25 Pennsylvanian colleges and universities to use wind power

The Pennsylvania Consortium for Interdisciplinary Environmental Policy (PCEIP) has announced that seven additional educational institutions have committed to purchase part of their energy needs from wind power. This makes a total of 25 institutions of higher education in the state that have agreed to take a leadership role on moving Pennsylvania and higher education toward the use of sustainable energy.


The seven new institutions are: Allegheny College, Bucknell University, Dickinson College, Gannon University, Gettysburg College, Juniata and Swathmore College, and Franklin and Marshall College. The power is being purchased from Community Energy Inc., a wind power marketer, that bought the first commercial wind plant in line in Pennsylvania in 1999, and now has the largest wind farms east of the Mississippi.

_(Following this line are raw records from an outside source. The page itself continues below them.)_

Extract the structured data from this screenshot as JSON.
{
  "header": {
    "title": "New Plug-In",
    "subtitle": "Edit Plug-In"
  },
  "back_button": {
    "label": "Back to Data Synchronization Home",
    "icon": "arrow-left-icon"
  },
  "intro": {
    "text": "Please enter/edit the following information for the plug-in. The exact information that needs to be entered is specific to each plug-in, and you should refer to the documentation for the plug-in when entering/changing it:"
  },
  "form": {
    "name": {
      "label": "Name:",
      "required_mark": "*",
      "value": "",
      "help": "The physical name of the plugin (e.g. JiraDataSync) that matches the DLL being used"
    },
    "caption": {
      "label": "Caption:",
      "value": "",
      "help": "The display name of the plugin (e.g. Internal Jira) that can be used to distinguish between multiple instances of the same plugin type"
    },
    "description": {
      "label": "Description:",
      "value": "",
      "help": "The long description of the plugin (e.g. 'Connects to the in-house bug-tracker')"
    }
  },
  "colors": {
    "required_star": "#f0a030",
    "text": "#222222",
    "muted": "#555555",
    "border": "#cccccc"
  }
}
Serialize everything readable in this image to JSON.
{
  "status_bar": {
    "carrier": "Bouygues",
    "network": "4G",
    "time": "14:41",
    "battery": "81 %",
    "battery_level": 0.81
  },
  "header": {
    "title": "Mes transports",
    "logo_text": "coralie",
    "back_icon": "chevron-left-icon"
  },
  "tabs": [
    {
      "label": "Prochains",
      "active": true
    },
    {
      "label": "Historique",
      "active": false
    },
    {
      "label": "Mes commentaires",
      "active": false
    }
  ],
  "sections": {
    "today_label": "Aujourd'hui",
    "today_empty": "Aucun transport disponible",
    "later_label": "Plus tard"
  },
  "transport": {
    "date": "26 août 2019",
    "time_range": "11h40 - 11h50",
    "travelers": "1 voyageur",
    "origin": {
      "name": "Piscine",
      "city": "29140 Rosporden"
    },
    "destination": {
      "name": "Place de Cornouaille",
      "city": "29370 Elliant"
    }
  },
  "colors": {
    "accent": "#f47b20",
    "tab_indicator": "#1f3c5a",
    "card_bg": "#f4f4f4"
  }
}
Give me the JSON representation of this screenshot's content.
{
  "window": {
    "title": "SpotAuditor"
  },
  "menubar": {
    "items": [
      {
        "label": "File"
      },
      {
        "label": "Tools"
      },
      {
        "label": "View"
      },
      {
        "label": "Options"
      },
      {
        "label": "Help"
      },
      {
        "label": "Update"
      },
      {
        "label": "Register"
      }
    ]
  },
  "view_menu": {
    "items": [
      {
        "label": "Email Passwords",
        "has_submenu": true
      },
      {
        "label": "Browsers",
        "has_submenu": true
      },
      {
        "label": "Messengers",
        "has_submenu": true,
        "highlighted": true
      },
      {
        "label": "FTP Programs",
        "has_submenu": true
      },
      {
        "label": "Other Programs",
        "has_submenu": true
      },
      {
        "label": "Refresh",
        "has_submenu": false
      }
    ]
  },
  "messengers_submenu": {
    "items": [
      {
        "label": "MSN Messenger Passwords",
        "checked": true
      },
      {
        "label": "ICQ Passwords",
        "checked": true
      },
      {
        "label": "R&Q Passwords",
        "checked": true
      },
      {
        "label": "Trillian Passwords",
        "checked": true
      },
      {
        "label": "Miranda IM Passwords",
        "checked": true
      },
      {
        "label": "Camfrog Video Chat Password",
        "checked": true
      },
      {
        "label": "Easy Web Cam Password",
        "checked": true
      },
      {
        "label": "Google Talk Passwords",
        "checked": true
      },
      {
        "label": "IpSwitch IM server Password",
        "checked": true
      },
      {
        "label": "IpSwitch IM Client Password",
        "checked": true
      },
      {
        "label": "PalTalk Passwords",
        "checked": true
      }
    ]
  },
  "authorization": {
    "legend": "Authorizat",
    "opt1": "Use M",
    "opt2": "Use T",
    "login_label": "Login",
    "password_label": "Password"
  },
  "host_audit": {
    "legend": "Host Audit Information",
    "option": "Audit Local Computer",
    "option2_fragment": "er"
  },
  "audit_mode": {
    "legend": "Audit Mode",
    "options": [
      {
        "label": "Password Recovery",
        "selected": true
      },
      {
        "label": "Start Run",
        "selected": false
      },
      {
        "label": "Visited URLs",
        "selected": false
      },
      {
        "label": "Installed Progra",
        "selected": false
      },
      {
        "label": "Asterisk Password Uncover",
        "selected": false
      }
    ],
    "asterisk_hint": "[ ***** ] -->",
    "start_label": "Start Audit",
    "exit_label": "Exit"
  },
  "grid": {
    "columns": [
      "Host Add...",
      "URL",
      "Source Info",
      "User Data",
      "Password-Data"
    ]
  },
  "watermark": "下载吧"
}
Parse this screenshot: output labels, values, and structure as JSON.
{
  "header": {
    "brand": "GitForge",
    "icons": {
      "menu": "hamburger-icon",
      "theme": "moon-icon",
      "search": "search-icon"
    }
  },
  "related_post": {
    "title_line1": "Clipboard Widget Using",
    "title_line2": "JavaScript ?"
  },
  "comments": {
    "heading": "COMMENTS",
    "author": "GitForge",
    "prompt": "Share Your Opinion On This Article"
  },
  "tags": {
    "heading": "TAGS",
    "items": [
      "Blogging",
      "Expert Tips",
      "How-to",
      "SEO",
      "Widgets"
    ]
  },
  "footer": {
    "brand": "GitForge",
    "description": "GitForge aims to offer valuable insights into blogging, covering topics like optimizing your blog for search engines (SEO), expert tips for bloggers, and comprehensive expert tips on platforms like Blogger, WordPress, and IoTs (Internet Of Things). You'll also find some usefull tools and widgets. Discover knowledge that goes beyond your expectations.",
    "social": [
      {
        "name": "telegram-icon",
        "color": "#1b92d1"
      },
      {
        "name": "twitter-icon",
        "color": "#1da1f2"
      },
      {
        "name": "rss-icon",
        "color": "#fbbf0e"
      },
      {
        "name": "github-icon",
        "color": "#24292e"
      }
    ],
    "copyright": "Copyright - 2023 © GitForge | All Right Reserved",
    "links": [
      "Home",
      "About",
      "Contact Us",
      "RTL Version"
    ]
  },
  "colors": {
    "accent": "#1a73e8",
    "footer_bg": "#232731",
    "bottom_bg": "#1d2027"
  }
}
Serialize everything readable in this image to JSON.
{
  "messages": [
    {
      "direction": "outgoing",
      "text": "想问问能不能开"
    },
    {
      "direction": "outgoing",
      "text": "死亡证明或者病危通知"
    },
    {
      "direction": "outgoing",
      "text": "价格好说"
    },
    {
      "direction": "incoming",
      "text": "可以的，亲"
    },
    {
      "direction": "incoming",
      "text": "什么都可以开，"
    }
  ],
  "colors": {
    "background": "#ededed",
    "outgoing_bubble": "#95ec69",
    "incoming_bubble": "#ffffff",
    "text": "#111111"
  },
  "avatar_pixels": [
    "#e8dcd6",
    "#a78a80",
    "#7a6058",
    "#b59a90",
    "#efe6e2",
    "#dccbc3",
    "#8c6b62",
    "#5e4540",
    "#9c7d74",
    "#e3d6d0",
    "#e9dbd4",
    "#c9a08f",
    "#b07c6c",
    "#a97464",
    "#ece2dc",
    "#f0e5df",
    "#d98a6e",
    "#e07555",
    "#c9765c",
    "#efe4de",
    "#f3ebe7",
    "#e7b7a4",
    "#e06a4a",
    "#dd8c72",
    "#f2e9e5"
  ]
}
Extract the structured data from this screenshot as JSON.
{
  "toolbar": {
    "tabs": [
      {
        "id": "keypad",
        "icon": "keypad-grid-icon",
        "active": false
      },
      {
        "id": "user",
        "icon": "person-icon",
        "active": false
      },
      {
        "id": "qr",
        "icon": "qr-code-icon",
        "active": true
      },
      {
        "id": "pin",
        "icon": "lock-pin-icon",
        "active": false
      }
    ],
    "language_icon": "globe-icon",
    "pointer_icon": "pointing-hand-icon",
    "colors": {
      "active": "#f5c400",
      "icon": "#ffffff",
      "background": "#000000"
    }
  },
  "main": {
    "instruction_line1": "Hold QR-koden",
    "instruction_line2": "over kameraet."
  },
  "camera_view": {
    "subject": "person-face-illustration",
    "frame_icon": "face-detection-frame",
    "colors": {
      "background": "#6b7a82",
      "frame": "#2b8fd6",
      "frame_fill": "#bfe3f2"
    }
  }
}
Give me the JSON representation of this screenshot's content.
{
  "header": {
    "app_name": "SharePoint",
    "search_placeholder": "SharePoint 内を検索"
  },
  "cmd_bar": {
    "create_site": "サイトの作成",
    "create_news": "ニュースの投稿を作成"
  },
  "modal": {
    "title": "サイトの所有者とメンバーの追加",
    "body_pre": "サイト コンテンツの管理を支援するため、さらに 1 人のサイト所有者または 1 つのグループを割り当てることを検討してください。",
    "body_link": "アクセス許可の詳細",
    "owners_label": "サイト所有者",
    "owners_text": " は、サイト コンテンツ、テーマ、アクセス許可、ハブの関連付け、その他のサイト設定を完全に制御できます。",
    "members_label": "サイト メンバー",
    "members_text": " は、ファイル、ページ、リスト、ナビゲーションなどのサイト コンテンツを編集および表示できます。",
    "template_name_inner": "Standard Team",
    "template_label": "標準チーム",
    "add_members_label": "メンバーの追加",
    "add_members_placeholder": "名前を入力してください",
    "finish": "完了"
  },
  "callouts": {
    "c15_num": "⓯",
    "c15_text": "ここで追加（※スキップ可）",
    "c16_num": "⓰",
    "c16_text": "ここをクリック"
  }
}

Bucknell University will be purchasing one million kilowatt hours of wind energy per year, replacing 60% of the electricity that it currently purchases from traditional power plants. The university already generates 95% of its electricity from a less traditional low-emissions cogeneration plant.

Of the others institutions, Dickinson College will purchase 9.2% wind energy – the highest percentage of any school in the eastern US.

In 2001, the University of Pennsylvania, Penn State University, and Carnegie Mellon University made the three largest retail wind energy purchases in the US, each for 5% of their electric usage.